David Bedford — The Rime of the Ancient Mariner
(Virgin CDOVD 443, 1976/1994, CD)
by Roel Steverink, Published 2004-09-01I never had the pleasure to hear this album when it was still only available on LP. The transfer to CD is fine, the noise is not disturbing this time. The subject of the album is the famous poem from the 19th century romantic poet Samuel Coleridge. Bedford could have gone for only a musical impression of the poem, but he wanted more. So the whole poem is being recited by the excellent intonating voice of Robert Powell, and that voice and music proves to be a winning combination. Bedford has created just the right melodies, themes and atmospheres to float along the great poem Coleridge created a century and a half ago. Like the poem, the music is also a masterpiece. We hear that typical unruly minimalistic building of suspense and unevenness in a way only Bedford can do.
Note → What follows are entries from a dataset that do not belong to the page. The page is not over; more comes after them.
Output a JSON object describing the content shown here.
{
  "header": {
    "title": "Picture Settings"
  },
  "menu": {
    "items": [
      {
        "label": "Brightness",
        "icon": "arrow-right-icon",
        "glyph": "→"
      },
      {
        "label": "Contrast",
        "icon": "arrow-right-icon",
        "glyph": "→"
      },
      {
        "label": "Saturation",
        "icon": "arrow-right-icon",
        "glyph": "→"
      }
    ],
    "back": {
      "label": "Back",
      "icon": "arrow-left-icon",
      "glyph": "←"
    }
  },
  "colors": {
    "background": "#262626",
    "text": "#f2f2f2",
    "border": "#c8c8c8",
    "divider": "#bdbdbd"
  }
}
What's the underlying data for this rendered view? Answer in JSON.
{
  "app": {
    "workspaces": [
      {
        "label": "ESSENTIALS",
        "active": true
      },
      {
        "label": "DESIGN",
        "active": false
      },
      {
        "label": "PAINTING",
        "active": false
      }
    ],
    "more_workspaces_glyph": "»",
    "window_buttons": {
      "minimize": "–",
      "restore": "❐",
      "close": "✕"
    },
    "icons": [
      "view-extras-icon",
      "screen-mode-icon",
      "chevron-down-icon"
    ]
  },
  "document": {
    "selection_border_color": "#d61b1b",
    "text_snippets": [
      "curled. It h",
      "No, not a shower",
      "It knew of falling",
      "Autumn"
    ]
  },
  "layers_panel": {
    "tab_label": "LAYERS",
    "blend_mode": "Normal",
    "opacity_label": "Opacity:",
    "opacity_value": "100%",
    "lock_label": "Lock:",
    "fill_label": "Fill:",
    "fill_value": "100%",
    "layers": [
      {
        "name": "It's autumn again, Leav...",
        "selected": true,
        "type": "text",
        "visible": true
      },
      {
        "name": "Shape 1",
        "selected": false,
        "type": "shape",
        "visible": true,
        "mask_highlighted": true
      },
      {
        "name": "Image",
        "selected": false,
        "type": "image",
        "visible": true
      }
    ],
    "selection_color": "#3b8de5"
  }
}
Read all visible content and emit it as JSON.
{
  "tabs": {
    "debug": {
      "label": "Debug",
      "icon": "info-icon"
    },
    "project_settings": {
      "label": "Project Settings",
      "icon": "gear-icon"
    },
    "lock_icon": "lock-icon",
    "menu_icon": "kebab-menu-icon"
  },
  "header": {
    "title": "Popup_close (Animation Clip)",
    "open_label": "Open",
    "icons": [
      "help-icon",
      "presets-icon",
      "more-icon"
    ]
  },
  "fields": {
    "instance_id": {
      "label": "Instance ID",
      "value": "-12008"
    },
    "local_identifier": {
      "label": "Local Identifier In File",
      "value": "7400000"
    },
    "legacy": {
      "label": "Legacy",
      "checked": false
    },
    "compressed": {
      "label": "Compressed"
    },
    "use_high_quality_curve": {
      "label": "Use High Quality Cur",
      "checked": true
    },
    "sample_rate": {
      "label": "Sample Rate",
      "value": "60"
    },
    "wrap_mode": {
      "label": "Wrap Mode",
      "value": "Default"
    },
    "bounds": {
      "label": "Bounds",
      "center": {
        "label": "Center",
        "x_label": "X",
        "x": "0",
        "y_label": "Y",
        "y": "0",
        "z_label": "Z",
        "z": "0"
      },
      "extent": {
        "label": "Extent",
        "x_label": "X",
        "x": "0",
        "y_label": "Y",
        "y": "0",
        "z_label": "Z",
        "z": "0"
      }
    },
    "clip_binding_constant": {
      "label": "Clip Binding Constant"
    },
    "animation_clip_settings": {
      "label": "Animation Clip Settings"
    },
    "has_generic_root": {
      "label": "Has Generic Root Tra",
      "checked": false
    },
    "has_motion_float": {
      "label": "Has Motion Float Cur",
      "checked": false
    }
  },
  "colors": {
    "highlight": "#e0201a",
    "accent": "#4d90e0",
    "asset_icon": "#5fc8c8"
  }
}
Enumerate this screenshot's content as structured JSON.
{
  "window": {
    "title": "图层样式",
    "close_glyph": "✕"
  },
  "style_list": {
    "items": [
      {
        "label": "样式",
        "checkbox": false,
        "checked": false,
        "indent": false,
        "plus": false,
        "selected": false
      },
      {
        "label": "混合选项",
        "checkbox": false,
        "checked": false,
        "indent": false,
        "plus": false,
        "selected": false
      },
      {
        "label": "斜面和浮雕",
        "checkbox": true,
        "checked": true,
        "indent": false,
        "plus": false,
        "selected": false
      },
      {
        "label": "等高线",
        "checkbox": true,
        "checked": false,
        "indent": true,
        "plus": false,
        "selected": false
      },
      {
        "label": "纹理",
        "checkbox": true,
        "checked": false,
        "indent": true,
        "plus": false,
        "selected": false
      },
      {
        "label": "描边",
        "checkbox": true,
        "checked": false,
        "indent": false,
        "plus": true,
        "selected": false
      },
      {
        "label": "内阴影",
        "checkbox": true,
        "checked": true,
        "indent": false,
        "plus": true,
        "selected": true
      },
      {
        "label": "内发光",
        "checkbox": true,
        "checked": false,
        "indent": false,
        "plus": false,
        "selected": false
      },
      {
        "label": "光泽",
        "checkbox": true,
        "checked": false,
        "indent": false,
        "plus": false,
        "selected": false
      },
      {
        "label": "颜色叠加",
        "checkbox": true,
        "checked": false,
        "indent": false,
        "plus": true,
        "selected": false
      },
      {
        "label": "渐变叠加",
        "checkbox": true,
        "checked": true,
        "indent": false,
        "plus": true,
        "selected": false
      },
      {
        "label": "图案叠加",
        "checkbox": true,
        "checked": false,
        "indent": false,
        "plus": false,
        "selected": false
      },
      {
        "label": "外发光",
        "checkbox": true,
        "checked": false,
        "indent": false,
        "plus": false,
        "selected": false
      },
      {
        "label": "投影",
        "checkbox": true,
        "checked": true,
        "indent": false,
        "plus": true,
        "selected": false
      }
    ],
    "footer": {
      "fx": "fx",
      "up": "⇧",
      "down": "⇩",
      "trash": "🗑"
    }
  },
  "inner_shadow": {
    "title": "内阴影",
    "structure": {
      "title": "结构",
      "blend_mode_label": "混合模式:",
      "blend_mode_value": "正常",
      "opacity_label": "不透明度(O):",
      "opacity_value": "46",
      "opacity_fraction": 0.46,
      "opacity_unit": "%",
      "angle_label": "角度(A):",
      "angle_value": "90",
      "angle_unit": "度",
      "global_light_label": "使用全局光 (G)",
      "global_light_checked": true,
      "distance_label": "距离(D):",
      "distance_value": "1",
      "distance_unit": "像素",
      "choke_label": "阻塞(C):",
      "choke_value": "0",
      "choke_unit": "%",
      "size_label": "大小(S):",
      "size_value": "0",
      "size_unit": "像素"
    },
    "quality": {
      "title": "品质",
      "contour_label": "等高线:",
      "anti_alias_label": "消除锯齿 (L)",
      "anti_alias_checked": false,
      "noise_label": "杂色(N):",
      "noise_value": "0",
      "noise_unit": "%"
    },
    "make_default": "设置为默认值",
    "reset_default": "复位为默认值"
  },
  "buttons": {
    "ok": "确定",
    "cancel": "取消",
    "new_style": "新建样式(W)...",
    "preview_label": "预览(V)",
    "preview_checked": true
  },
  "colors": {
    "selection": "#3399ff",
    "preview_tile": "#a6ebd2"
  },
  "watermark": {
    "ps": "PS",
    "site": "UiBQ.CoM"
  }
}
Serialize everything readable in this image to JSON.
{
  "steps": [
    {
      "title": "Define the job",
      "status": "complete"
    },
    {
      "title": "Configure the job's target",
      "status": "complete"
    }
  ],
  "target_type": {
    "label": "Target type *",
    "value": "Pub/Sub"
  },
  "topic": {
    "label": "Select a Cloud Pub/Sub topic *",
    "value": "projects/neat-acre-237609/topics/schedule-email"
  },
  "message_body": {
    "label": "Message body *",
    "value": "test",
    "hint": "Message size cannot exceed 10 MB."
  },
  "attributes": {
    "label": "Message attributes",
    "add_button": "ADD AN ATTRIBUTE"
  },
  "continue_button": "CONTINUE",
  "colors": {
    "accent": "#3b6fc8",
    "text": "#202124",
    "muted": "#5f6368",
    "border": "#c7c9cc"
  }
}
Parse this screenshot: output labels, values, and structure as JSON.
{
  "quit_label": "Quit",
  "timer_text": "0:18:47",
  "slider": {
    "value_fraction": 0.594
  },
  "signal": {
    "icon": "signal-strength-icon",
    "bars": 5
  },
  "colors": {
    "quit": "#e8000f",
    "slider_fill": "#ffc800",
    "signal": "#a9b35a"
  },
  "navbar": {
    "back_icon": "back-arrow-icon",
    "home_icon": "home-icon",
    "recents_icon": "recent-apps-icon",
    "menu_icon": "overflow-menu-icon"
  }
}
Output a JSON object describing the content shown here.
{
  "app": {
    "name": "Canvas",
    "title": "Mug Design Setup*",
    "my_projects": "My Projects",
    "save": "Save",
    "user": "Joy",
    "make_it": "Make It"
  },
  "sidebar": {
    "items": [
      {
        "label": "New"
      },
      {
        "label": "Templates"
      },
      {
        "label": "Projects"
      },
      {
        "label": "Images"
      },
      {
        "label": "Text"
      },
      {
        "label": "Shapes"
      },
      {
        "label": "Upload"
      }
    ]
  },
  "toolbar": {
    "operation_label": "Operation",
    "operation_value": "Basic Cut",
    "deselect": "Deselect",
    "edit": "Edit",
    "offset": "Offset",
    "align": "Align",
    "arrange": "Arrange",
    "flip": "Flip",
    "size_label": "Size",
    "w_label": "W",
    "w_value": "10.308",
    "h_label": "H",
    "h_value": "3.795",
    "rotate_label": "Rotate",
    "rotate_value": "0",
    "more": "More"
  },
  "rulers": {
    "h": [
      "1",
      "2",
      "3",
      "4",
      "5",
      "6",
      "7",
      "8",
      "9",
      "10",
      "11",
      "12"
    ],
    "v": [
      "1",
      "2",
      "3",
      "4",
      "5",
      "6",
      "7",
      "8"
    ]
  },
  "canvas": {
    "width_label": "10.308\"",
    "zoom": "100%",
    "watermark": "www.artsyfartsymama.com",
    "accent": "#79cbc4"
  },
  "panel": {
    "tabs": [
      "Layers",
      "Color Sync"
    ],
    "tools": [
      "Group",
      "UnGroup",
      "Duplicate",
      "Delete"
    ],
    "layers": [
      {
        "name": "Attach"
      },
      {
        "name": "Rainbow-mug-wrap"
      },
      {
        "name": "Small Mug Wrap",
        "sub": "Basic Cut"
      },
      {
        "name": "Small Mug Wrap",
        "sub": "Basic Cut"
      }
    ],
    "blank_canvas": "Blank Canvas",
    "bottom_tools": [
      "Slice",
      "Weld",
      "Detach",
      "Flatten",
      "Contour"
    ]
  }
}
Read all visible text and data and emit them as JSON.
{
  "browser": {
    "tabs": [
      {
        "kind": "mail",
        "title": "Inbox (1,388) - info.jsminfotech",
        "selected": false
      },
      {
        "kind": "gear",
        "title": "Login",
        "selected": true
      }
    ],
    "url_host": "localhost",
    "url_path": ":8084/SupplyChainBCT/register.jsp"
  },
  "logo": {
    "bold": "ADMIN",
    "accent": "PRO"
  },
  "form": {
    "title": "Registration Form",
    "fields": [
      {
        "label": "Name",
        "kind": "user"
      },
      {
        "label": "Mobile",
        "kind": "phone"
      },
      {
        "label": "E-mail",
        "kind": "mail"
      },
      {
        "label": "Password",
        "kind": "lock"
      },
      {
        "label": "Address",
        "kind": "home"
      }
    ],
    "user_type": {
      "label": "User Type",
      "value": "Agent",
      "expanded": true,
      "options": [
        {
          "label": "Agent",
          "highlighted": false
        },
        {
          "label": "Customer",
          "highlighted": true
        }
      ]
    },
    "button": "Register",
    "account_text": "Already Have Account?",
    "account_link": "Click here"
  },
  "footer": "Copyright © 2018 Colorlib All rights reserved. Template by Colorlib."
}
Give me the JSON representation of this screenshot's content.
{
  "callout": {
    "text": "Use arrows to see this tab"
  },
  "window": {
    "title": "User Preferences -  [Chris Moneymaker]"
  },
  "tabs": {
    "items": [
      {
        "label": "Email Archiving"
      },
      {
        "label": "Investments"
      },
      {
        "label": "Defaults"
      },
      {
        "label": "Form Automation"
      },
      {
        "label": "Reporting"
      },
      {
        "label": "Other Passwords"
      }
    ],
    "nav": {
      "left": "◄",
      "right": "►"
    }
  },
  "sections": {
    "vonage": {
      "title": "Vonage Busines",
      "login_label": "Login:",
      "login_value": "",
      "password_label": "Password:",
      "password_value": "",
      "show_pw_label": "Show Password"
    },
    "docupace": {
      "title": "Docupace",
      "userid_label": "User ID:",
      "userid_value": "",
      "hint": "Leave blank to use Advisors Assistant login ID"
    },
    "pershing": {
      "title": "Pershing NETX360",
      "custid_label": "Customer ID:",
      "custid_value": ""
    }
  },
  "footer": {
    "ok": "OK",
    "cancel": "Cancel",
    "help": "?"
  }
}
Although minimalistic in character, the outcome is more of a complex brew of piano, organ, bells, guitar and synth which culminates in a grotesque, sometimes medieval, but ever fascinating soundscape. Even within that framework Bedford does leave room for improvisation. Oh yes, there's even a children's choir aboard. It's deadly horrific in the uprising of dissonant harmony and strangely beautiful in the ultra soft passages. What more do you want from adventurous music?